What The Trailer of Little Women Got Wrong
By Mary Grace Quinlan
“Women — they have minds and they have souls as well as just hearts. And they’ve got ambition and they’ve got talent as well as just beauty. And I’m so sick of people saying that love is all that women are fit for. I’m just so sick of it... but I’m so lonely!”
The trailer for the 2019 adaptation of Little Women put this quote at its apex, emphasizing culture’s desire to proclaim the feminine power that people seemed to have missed for the past 200 years. But after seeing the film, they left out (most likely on purpose), what I think to be the most important part of that line in the trailer...
As a young woman myself, Little Women resonates deeply with my current situation. Jo March, the boyish and clever protagonist, can think of only creating a better life for herself and her family. She is ambitious, stubborn, funny, loyal, and intelligent. She has a soul and talent as she says in the line above. But what was left out of the trailer really defines her character and what I’m sure most people feel at some point or another...
“... but I’m so lonely!”
Jo was so set on becoming a “spinster” and only focus on her writing that she neglected a very important part of our human condition. At the death of her sister, she was forced to look at her life and see the emptiness that she tried so hard to fill with her own pursuits.
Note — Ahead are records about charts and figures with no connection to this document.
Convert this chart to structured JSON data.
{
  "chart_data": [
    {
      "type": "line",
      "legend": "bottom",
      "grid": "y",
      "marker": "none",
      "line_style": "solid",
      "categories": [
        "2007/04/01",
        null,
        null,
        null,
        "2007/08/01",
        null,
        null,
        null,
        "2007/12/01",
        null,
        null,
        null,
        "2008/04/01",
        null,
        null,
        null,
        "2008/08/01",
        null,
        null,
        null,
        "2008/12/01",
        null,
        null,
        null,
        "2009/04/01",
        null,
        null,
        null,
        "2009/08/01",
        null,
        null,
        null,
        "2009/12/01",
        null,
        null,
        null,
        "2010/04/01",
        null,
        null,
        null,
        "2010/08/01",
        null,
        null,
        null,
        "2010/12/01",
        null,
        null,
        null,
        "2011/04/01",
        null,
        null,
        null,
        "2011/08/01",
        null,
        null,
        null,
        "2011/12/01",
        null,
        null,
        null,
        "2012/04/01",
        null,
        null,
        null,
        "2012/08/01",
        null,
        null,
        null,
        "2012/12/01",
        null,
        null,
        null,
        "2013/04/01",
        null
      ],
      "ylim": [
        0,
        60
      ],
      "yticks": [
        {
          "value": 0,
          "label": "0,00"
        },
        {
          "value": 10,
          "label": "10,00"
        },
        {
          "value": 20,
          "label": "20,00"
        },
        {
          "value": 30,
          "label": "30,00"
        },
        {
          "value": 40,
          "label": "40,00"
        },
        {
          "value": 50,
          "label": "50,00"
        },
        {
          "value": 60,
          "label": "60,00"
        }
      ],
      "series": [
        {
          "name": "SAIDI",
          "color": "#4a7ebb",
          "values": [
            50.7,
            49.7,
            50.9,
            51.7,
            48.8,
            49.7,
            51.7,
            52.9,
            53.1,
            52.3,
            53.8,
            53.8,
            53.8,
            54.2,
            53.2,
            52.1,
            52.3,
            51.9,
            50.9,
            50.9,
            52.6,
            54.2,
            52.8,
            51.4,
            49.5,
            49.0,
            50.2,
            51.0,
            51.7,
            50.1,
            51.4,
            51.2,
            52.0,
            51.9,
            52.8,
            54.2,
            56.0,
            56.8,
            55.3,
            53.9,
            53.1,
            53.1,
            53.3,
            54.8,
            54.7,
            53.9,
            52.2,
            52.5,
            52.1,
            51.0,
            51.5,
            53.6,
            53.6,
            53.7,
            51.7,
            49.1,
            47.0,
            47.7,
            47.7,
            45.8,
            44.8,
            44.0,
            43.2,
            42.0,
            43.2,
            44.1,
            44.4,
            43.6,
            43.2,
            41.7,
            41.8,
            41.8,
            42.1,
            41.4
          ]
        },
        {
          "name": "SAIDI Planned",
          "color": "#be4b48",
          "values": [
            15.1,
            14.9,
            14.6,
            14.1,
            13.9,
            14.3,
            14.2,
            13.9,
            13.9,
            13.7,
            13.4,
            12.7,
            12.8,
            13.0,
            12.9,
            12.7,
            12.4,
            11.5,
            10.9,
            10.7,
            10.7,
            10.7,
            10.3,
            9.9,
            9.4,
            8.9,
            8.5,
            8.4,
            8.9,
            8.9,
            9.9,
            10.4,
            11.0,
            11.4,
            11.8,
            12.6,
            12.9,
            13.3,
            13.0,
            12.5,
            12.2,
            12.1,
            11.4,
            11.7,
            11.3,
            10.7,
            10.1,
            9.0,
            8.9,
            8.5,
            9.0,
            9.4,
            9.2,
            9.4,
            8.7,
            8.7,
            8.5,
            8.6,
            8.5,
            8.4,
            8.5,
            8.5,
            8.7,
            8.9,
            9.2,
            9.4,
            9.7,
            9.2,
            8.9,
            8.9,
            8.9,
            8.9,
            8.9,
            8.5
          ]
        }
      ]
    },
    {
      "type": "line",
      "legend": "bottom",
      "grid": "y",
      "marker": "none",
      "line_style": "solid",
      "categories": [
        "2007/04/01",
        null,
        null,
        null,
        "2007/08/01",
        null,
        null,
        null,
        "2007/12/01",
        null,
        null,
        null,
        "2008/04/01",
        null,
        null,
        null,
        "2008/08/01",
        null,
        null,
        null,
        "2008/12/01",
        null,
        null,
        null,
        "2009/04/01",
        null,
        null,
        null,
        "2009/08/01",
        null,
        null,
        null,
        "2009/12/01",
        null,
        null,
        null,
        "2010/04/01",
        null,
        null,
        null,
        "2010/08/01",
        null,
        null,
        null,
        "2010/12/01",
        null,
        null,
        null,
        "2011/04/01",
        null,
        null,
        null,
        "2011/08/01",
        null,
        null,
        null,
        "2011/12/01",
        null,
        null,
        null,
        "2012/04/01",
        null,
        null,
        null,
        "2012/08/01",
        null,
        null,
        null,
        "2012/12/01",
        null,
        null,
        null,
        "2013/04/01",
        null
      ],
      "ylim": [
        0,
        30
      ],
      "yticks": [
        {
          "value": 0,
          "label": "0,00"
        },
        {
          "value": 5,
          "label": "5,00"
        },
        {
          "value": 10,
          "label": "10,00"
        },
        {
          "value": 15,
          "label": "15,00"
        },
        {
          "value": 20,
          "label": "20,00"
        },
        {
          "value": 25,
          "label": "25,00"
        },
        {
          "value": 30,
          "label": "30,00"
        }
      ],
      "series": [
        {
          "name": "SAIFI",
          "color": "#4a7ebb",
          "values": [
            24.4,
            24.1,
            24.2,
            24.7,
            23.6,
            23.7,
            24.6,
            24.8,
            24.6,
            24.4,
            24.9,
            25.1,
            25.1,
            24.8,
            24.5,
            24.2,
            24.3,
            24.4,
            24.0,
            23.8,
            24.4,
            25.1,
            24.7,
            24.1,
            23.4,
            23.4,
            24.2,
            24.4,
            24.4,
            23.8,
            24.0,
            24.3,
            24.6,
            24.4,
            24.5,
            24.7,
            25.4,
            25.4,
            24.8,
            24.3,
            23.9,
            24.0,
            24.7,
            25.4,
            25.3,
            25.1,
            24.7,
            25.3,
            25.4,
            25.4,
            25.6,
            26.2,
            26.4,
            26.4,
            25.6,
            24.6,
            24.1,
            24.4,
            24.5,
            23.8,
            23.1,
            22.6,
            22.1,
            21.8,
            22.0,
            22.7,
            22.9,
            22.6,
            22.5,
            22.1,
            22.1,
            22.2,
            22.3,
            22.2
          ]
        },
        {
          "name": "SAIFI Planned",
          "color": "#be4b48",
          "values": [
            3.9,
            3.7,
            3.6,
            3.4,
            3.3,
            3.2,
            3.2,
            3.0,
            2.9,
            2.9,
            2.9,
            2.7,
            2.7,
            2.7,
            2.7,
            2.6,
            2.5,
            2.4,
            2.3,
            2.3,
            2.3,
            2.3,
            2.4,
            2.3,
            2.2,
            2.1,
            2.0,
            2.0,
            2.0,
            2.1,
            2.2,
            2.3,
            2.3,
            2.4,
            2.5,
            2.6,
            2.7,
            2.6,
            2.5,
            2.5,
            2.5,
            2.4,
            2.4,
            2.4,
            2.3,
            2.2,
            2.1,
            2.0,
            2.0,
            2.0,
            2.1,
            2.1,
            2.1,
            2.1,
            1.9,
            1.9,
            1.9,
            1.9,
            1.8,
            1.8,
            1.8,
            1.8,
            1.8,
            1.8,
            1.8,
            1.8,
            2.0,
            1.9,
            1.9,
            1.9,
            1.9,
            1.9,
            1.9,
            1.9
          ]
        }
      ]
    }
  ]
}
I’m sure most women can agree that they’ve had these moments where we feel that we are trying our best to be successful and yet, we feel empty or alone. If only we understood our humanity...we were created for unity. Jo is lonely because all of the success in the world could not satisfy her longing to be loved and to love. Why did the editors decide to leave that most vulnerable line out of its trailer? Why have women become so afraid of embracing sensitivity and the desire for unity when stifling it is only detrimental to our well-being? We are strong and we have great ideas, but we shouldn’t block that which makes us vulnerable...that which makes us human.
Our loneliness serves a purpose. It is not for us to continuously dwell on and become moody, unpleasant people. The loneliness should be transformed. For all our ambitions, talents and intelligence that Jo describes... we should be using it with our hearts to serve others around us. Jo realized that her loneliness came from years and years of not allowing herself to be loved or to love. In that moment of vulnerability with her mother, she comes to the understanding that all the ambition and talent in the world cannot satisfy a woman’s heart completely.
In pursuing the highest of heights, the loftiest of goals, we cannot be fully satisfied. It is in our unity with others and more so with God that we fill that void. Feeling lonely is not a weakness and yet it can be crippling. It was in giving up herself that Jo found love and community...how many women could learn from this simple yet profound example of femininity.